The board chairman is about watching the watchers. If Dimon's bank were owned by a single family, supervision would no problem. But in a public company ownership is spread among millions of disparate shareholders. Day-in, day-out, the senior managers have far more power than the people they work for. The dilemma has been recognized since Berle and Means's 1932 classic, The Modern Corporation and Private Property. The best solution is a vigorous and independent board, whose job is to represent the public owners. And when Dimon reports to that board, his role should be similar to that of a diligent store manager, or of any hired hand, reporting to his owner on how the business has been going.
Dimon shouldn't run the board, because the board is the agent for Dimon's boss, and its first responsibility is to monitor Dimon. Perhaps it would be different for a company founder who still owns the majority of the stock. But the vast majority of CEOs, Dimon included, have very small percentage investments. Their dual roles are not only inappropriate, they are vestigial hallmarks of the imperial CEO.

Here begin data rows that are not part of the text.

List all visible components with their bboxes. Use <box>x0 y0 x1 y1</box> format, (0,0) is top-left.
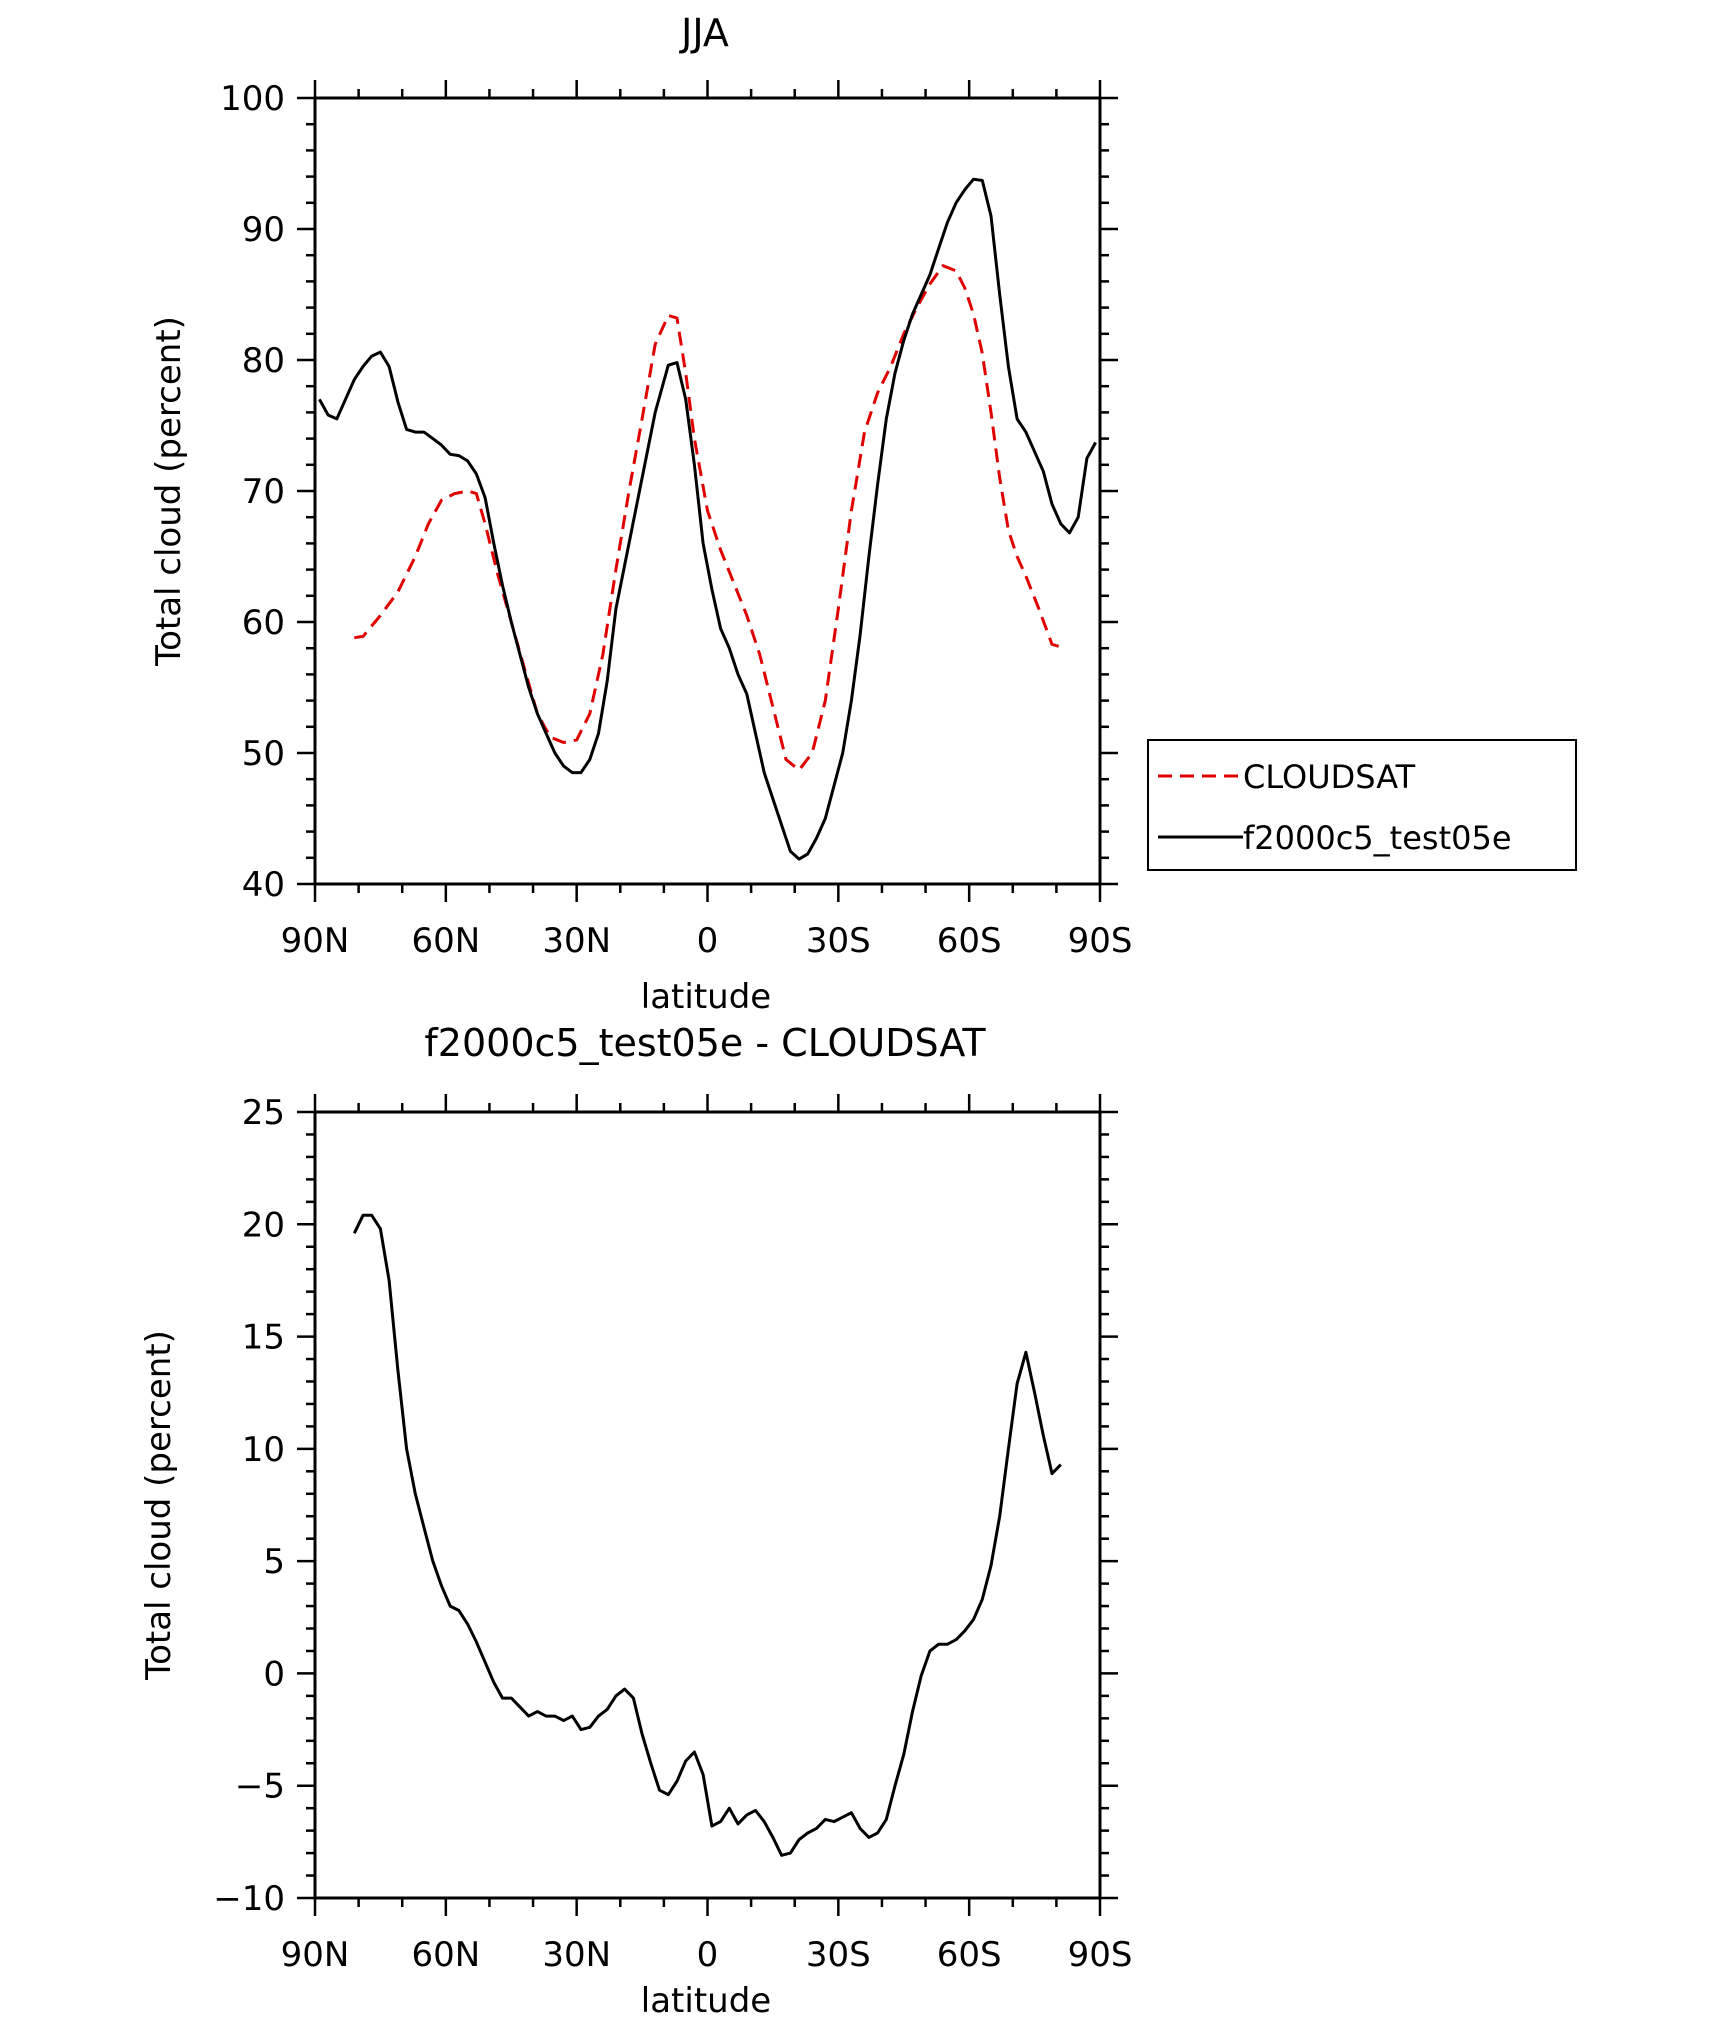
y-tick-label: −10 <box>213 1879 285 1919</box>
x-tick-label: 60S <box>937 1935 1002 1975</box>
legend-box <box>1147 739 1577 871</box>
series-line-difference <box>352 1213 1062 1857</box>
y-axis-label: Total cloud (percent) <box>139 1330 179 1681</box>
x-tick-label: 30S <box>806 1935 871 1975</box>
y-tick-label: 100 <box>220 79 285 119</box>
data-lines <box>352 1213 1062 1857</box>
data-lines <box>318 177 1097 861</box>
y-tick-label: −5 <box>235 1767 285 1807</box>
y-tick-label: 0 <box>263 1654 285 1694</box>
y-tick-label: 15 <box>242 1318 285 1358</box>
chart-title: f2000c5_test05e - CLOUDSAT <box>424 1021 986 1065</box>
x-tick-label: 90S <box>1068 1935 1133 1975</box>
y-tick-label: 60 <box>242 603 285 643</box>
x-tick-label: 30N <box>542 1935 611 1975</box>
y-tick-label: 90 <box>242 210 285 250</box>
x-tick-label: 0 <box>697 1935 719 1975</box>
x-tick-labels: 90N 60N 30N 0 30S 60S 90S <box>281 1935 1133 1975</box>
y-tick-label: 50 <box>242 734 285 774</box>
y-tick-label: 10 <box>242 1430 285 1470</box>
plot-frame <box>313 1110 1102 1900</box>
series-line-f2000c5-test05e <box>318 177 1097 861</box>
series-line-cloudsat <box>354 264 1062 772</box>
y-axis-label: Total cloud (percent) <box>149 316 189 667</box>
x-tick-labels: 90N 60N 30N 0 30S 60S 90S <box>281 921 1133 961</box>
x-tick-label: 60N <box>411 1935 480 1975</box>
legend-label-model: f2000c5_test05e <box>1243 819 1512 857</box>
x-tick-label: 60N <box>411 921 480 961</box>
x-tick-label: 60S <box>937 921 1002 961</box>
x-tick-label: 90S <box>1068 921 1133 961</box>
x-tick-label: 90N <box>281 921 350 961</box>
x-tick-label: 0 <box>697 921 719 961</box>
chart-title: JJA <box>679 11 729 55</box>
y-tick-label: 25 <box>242 1093 285 1133</box>
difference-panel: f2000c5_test05e - CLOUDSAT −10 −5 0 5 10 15 20… <box>139 1021 1132 2021</box>
legend-label-cloudsat: CLOUDSAT <box>1243 758 1416 796</box>
y-tick-label: 70 <box>242 472 285 512</box>
legend: CLOUDSAT f2000c5_test05e <box>1147 739 1577 871</box>
y-tick-label: 80 <box>242 341 285 381</box>
y-tick-label: 40 <box>242 865 285 905</box>
x-tick-label: 30N <box>542 921 611 961</box>
y-tick-label: 20 <box>242 1205 285 1245</box>
y-tick-label: 5 <box>263 1542 285 1582</box>
y-tick-labels: −10 −5 0 5 10 15 20 25 <box>213 1093 285 1919</box>
plot-frame <box>313 96 1102 886</box>
tick-marks <box>297 1094 1118 1916</box>
x-axis-label: latitude <box>641 1981 771 2021</box>
x-tick-label: 30S <box>806 921 871 961</box>
tick-marks <box>297 80 1118 902</box>
y-tick-labels: 40 50 60 70 80 90 100 <box>220 79 285 905</box>
x-axis-label: latitude <box>641 977 771 1017</box>
x-tick-label: 90N <box>281 1935 350 1975</box>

Since the corporate abuses of the early 2000s, the stock exchange and Nasdaq have required listed companies to appoint a "lead director" to make sure the board keeps a lookout. That's a half-step. JPMorgan has an energetic lead director. However, the chairman has authority — why else would Dimon fight to hang on? (If it's only about image, the imagery is wrong. Dimon should enter the boardroom as an employee, not as even a ceremonial head). If the exchanges or the Securities and Exchange Commission had any guts, they would simply require that the chairperson be independent.
Dimon is a perfect example of why. With his well-advertised aversion to risk, he steered JPMorgan around the worst of the mortgage debacle. His bank did not need a bailout (it took TARP money on orders from the Treasury). Nonetheless, JPMorgan suffered more write-offs than Dimon predicted. It stumbled again during the robo-signing debacle. The point is, even good CEOs make mistakes and all of them need watching. Dimon's mercurial temperament — charming one moment, steaming the next — is another reason he shouldn't be supervising himself.
The bank's directors have hardly been pushovers — last year, they cut Dimon's pay in half, to $11.5 million. But the directors face some distinct challenges. With Dimon 57, it is high time to be thinking about succession, especially since the bank has suffered a string of executive departures. They also must monitor the London Whale clean-up (it reportedly involves eight different investigations). Finally, there is the ongoing task of evaluating Dimon's performance. On each of these, the bank's shareholders will be served best if management submits its advice to a board led by an outsider.
Apple signaled that the days of the imperial CEO were over when it named Tim Cook to succeed Steve Jobs as CEO but not the chairman. With Apple struggling, that has proved fortunate. Now, Dimon, who takes corporate governance more seriously than most, has a chance to redefine best practice for Wall Street — Lloyd Blankfein at Goldman Sachs take note — and for corporate America. He shouldn't wait for the shareholders. Jamie, do the right thing.